Wednesday, November 6, 2013

1860s Cashmere Spanish Jacket edited with new photos

While completing my mourning dress I found a cut out cashmere Spanish jacket that I was making before my wedding. It ended up getting put away due to the wedding sewing requirements and then the purchase/moving into our own home. I finally finished constructing it last month. The original inspiration for the jacket was the painting Young Lady in a Red Jacket by John Tissot. Nic loves this painting and originally suggested reproducing it.

Amazingly, my mourning dress fits perfectly to recreate this image. I also have a stark white silk collar that I have never used in a cupboard.

I originally toiled and cut out the red cashmere for this jacket before my wedding 3 years ago. This makes it officially my oldest UFO. I used the Truly Victorian Spanish Jacket Pattern as my base with the sleeve caps as seen in the portrait. I did make a number of alterations, including ignoring the instructions (I'm not sure if they are correct or not, about 6 months ago I just stopped reading any commercial pattern), I extended the sleeves to fit my long arms and removed the fullness from the sleeve caps. The basic pattern caps are far too big and looked silly puffing out of the top with gathers.

The jacket was constructed using red cashmere, silk piping, red pom pom braid and over 30 meters of tracing braid (soutache braid)... so far. Also, I decided that due to the heat in Australia over summer, I wanted to make the long sleeve section optional. The long sleeves are constructed, but I have run out of braid to finish the design on the sleeves. As it is now the beginning of summer, I am not worried about finishing them any time soon.

The painting indicates braid work, but was impossible for me to make out. To solve this issue, I used this dress as inspiration for my braid.

Using the braid, I made a practice shape and then traced it and worked out my spacing. As the fabric is furry, I was unable to transfer the design. Instead, I measured and placed dots at the cross over points. The result was excellent, even if not all perfectly identical. Sometimes I do damn the perfectionist within me.
It was not until I had completed all of the braid and edging that I finished the jacket off with the lining. As the jacket is to be worn at times over a black dress (when fully complete), I decided to line it in black cotton.

Once the main body was finished I had to repeat the process by starting on the sleeve. Construct, pipe, attach pom poms then apply the braid before lining and then fitting the sleeves. As you can see in this photo, the sleeves were far to big. It was at this point that I chose to reshape them. 

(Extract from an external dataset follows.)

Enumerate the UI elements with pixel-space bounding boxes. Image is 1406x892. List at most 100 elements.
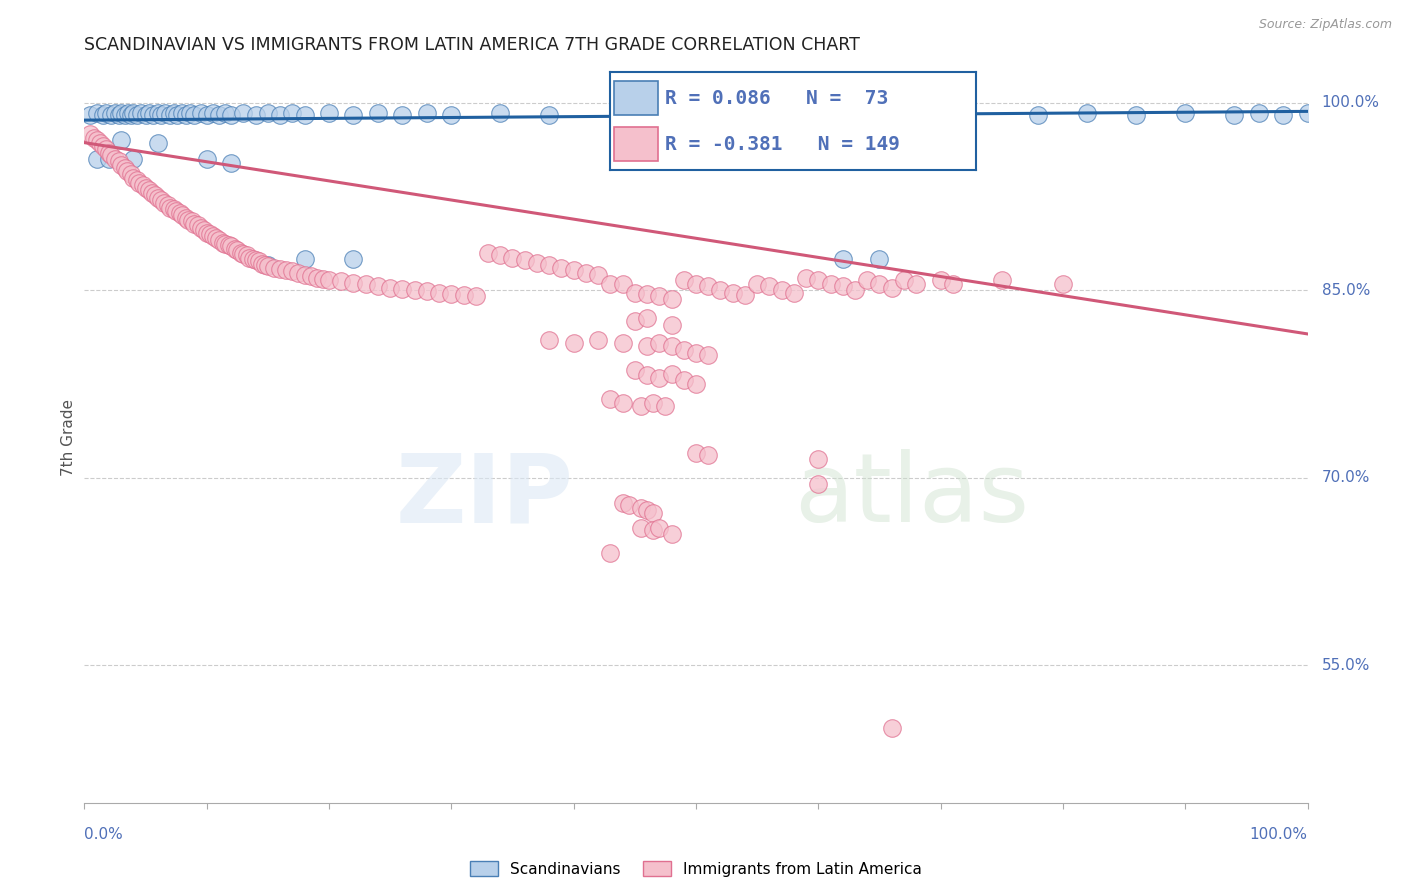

The completed jacket front.
The completed jacket back. 
Side View.
The decoration at the back of the neck. I intentionally turned the direction of the patten to create more symmetry. 
 For a closure I designed a braid pattern and then following guides online I made a clasp. It is small but works remarked well. I was really happy with how this turned out. As a side not when beginning and ending the braiding I would push a hole into the fabric using awl and then push the braid through the hole, so that the ends were out of sight.
 Center back completed braid. 

I think that overall this small jacket used well over 30m or about 33 yards of braid. I do still plan to make long sleeves that can be whipped stitched on during winter, but or now, I am very happy with how it looks.

I am adding these two photos of me wearing the spanish jacket. I have decided to clean up my blogs, so photos of events will now be posted on their correct blog accessible through my tabs.


  1. Oh Woooow!!! Your jacket is fabulous Danielle!! I love love love all that glorious soutache you put on it!!!! Laaaaaa!! And the color is awesome!



    1. Thank you very much for your kind comments. Sometimes I think it is worth the little extra effort.

  2. I second Gina's compliments - AMAZING braiding!! Can't wait to see pictures of you wearing it at your croquet outing!
    Anneliese :)

  3. OK, 30 m of braid, I get it. :D
    I luckily stumbled upon your blog through my googling - now it goes to my bookmarks.
    It's beautiful - I third the braiding (I may need your experience on it yet), and the design in general, no wonder you wanted to recreate it.

    1. lol and thank you. I also do a lot of braiding on military uniforms for my husband. It is slow and painful, but worth it. I have a lot more braided items that I plan to make, but they do take time, mostly because I need a few weeks time out here and there. Good luck with your own and please send me a link when you are finished. I love seeing detailed costuming.